The charm of the K-line at $BTC lies in its unpredictability. It is this uncertainty that creates opportunities for excess returns, keeping the market full of surprises and challenges. Remember, we are not trading the future, but probabilities; what we pursue is not precise predictions, but sustainable response strategies. The market shows a typical range oscillation pattern, with the price fluctuating between 120526-119522, currently consolidating around 119900.
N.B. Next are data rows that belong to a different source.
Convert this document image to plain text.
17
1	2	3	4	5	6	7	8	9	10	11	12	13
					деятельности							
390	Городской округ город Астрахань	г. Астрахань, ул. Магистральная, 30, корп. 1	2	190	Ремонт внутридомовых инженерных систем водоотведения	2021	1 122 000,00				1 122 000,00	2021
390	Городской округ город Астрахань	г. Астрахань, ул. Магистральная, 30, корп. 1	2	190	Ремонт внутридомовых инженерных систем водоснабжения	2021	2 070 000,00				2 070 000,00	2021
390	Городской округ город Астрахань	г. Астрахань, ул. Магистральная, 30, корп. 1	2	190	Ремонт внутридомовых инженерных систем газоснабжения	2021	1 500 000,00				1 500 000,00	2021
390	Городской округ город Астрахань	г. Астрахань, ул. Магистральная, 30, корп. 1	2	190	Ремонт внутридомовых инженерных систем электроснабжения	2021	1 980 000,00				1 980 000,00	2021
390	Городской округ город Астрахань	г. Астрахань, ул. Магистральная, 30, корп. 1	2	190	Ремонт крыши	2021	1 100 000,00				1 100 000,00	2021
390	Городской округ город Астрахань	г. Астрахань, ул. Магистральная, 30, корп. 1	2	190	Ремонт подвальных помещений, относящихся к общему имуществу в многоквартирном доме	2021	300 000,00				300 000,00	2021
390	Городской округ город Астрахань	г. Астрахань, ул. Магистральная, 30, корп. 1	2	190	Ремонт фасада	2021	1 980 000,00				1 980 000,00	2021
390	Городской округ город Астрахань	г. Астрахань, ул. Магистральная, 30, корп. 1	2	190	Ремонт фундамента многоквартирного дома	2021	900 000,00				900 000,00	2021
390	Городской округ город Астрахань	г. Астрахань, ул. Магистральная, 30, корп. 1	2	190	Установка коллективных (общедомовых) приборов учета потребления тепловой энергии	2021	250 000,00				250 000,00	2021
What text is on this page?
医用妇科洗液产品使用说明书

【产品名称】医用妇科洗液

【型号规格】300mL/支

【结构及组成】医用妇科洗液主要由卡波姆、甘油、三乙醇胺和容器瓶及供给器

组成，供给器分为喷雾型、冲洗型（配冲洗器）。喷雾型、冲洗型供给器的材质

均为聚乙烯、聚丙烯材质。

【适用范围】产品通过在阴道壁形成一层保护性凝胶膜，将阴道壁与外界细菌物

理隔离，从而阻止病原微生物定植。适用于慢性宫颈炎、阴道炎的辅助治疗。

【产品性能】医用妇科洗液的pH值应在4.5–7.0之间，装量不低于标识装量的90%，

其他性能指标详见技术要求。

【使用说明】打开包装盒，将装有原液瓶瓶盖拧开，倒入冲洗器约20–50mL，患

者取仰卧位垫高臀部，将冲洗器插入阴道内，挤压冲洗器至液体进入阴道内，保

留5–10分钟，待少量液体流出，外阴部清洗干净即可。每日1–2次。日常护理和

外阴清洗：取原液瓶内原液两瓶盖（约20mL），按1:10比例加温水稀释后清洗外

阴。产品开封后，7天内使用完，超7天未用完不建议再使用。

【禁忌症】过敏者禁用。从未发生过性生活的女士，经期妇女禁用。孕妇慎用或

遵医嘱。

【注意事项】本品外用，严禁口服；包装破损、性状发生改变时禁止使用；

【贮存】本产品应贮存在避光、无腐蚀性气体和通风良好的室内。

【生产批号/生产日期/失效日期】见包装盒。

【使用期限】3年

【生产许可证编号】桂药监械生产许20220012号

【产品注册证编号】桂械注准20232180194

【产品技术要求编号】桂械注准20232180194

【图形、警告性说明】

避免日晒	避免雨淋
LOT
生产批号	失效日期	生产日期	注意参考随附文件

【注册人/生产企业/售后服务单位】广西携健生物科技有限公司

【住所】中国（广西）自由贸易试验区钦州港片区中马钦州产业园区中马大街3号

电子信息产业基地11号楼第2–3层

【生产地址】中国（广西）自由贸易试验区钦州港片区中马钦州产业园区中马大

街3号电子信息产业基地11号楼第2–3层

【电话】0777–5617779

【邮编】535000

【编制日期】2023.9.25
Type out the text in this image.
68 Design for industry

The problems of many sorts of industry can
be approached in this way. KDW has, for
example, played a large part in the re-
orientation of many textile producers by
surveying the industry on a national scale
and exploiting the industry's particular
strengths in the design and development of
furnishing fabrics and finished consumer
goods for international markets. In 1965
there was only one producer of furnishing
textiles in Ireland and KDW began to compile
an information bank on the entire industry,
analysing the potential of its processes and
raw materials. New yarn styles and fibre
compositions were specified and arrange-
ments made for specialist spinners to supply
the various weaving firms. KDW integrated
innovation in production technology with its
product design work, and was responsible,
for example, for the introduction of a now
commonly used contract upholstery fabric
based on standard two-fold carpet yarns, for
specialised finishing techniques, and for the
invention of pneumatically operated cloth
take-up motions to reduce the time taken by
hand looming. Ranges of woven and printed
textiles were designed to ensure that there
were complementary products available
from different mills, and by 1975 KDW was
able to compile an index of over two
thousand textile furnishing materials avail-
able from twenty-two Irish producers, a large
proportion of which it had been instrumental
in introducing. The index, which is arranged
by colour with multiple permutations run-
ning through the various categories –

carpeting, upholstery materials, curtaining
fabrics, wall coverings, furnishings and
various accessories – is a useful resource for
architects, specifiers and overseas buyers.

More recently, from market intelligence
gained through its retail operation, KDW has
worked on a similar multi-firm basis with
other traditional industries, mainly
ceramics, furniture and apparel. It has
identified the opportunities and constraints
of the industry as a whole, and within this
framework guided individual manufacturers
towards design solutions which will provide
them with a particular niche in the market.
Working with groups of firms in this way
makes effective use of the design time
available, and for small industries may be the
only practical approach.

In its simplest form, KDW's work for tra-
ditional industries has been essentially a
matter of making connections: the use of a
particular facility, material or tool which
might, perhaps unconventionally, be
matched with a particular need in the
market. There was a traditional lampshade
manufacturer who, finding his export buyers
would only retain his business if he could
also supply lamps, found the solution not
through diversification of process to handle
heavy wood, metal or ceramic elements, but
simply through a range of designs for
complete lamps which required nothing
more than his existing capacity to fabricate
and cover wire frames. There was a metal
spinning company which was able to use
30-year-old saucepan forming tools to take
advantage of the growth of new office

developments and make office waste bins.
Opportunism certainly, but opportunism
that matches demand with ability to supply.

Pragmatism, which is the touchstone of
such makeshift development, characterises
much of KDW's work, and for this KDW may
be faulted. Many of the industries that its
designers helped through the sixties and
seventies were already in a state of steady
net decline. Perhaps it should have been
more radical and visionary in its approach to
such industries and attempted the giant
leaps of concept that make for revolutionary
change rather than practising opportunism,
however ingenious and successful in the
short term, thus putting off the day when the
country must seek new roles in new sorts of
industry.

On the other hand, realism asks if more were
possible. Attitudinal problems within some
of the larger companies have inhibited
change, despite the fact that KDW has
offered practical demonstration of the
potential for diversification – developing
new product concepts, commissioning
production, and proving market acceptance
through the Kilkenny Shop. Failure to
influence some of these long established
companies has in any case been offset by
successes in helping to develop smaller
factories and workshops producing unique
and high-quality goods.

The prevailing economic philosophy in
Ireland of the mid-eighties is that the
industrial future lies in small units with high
Technical indicators show that the market is in a balanced state: the 1-hour MACD is flat near the zero axis, and the RSI remains in the neutral zone of 45-55. The 4-hour Bollinger Bands continue to narrow, indicating an impending directional choice. The current range of 119500-120500 forms a clear oscillation box, with resistance above at the daily high of 120500 and the psychological level of 121000, while support below is at the daily low of 119500 and the previous low of 119000. It is especially important to note that the current market volatility is low, so caution is advised for breakout conditions. Pay close attention to the volume changes before and after the European session opens: if volume continues to decrease, maintain a range trading approach; if volume breaks out, follow up in a timely manner. It is advised that traders remain flexible, manage positions strictly, and avoid heavy trading at key levels. Historical data shows that after similar narrow oscillations, breakout trends often have strong persistence, so be prepared for trend-following trades.
Trading suggestion: Build long positions in the support zone of 119500-119700, reduce or reverse near the resistance zone of 120300-120500; if it breaks above 120800, you can enter a light long position with a target of 121500; if it breaks below 119000, stop loss and wait to test the support at 118500.